La gestione del potere nella Campania rossa

Su Antonio Bassolino (articolo di Giancarlo Perna sul Giornale di lunedì) si può aggiungere qualcosina per far capire come sia presente e radicata la «questione morale» che Franco Giordano, segretario di Rifondazione, ora e solo ora imputa al partito di D’Alema e Fassino.
Il dato che ci fa capire un po’ di cose è il numero delle società partecipate della Regione Campania: sono 37, il doppio del Piemonte e il triplo di quelle del Lazio. Sono costate 100 milioni di euro, solo per metterle sul mercato, hanno 255 amministratori, 6.000 dipendenti, ai quali vanno aggiunti i 7.400 della Regione. I conti: 43 milioni di perdite e 7 milioni di utili. Un disastro, ma utilissimo a chi ha il potere.
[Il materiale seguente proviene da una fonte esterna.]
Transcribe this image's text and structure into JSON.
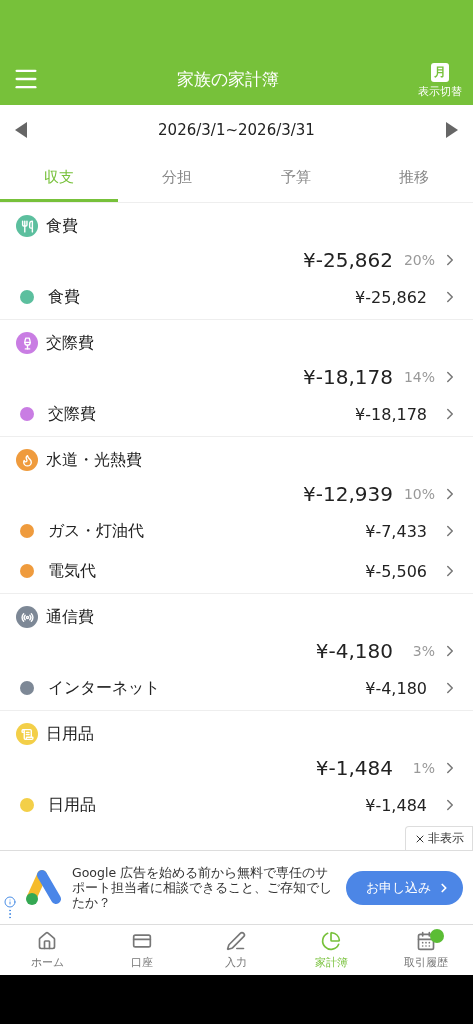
{
  "header": {
    "title": "家族の家計簿",
    "view_toggle": {
      "icon_text": "月",
      "label": "表示切替"
    }
  },
  "period": {
    "range": "2026/3/1~2026/3/31"
  },
  "tabs": [
    {
      "label": "収支",
      "selected": true
    },
    {
      "label": "分担",
      "selected": false
    },
    {
      "label": "予算",
      "selected": false
    },
    {
      "label": "推移",
      "selected": false
    }
  ],
  "categories": [
    {
      "name": "食費",
      "total": "¥-25,862",
      "share": "20%",
      "color": "#5cbf9e",
      "items": [
        {
          "name": "食費",
          "amount": "¥-25,862",
          "color": "#5cbf9e"
        }
      ]
    },
    {
      "name": "交際費",
      "total": "¥-18,178",
      "share": "14%",
      "color": "#c97de3",
      "items": [
        {
          "name": "交際費",
          "amount": "¥-18,178",
          "color": "#c97de3"
        }
      ]
    },
    {
      "name": "水道・光熱費",
      "total": "¥-12,939",
      "share": "10%",
      "color": "#ef9b3d",
      "items": [
        {
          "name": "ガス・灯油代",
          "amount": "¥-7,433",
          "color": "#ef9b3d"
        },
        {
          "name": "電気代",
          "amount": "¥-5,506",
          "color": "#ef9b3d"
        }
      ]
    },
    {
      "name": "通信費",
      "total": "¥-4,180",
      "share": "3%",
      "color": "#7d8896",
      "items": [
        {
          "name": "インターネット",
          "amount": "¥-4,180",
          "color": "#7d8896"
        }
      ]
    },
    {
      "name": "日用品",
      "total": "¥-1,484",
      "share": "1%",
      "color": "#f3cf48",
      "items": [
        {
          "name": "日用品",
          "amount": "¥-1,484",
          "color": "#f3cf48"
        }
      ]
    }
  ],
  "ad": {
    "hide_label": "非表示",
    "text": "Google 広告を始める前から無料で専任のサポート担当者に相談できること、ご存知でしたか？",
    "button": "お申し込み"
  },
  "bottom_nav": [
    {
      "label": "ホーム",
      "selected": false,
      "badge": false
    },
    {
      "label": "口座",
      "selected": false,
      "badge": false
    },
    {
      "label": "入力",
      "selected": false,
      "badge": false
    },
    {
      "label": "家計簿",
      "selected": true,
      "badge": false
    },
    {
      "label": "取引履歴",
      "selected": false,
      "badge": true
    }
  ]
}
Lo ha spiegato benissimo Massimo Villone (autore con Cesare Salvi del libro Il costo della democrazia) partecipando alla trasmissione Report sullo scandalo rifiuti in Campania. La conduttrice, Milena Gabanelli, chiede perché un amministratore ricorre alle società partecipate. Ecco la risposta di Villone: «Supponiamo che io sia un sindaco, un presidente di Provincia o un governatore. Ho avuto una campagna elettorale difficile e costosa, ho i miei ambienti di riferimento: amici, sostenitori, squadre di volontari, imprenditori vicini. Ora si aspettano che io dia delle risposte. Cosa faccio? Mi rivolgo al dirigente messo là dalla giunta precedente, persona perbene, rigorosa, pignola, che spacca il capello in quattro e dice che la pubblica amministrazione non deve fare favoritismi. Il dirigente ideale. Ma per me è un problema. Cosa faccio? Lascio lì il dirigente, però riorganizzo l’amministrazione. Prendo pezzi degli uffici, li sposto, faccio un altro dipartimento, un’altra area. Le cose che mi interessano le metto da un’altra parte; il dirigente sta lì, ma non si occupa più delle cose mie. A capo di questa nuova struttura metto un nuovo dirigente, un esterno assunto a contratto, naturalmente un amico. Nei procedimenti che mi interessano, che producono gli atti che mi interessano, metto un comitato di esperti e nel comitato di esperti sono tutti amici miei. Posso fare anche un’altra cosa. Prendo un pezzo di attività che mi interessa e lo esternalizzo. Lo metto in una società a partecipazione pubblico-privato, in una Spa in cui io partecipo come ente. Mi nomino il presidente, mi nomino i consiglieri di amministrazione, i revisori, i sindaci, sempre amici miei; gente di cui mi fido. E poi come effetto collaterale, se devono svolgere questa attività, magari fanno un po’ di assunzioni, faccio assumere quei 30-40 giovanotti che mi hanno dato una mano ad attaccare i manifesti in campagna elettorale.

In tutto ciò nessun illecito. Non firmo una carta, non tocco nessuno, niente tangenti, niente mazzette, si orienta l’amministrazione verso un risultato: la produzione del consenso».
In Campania le giunte rosse fanno tutte così.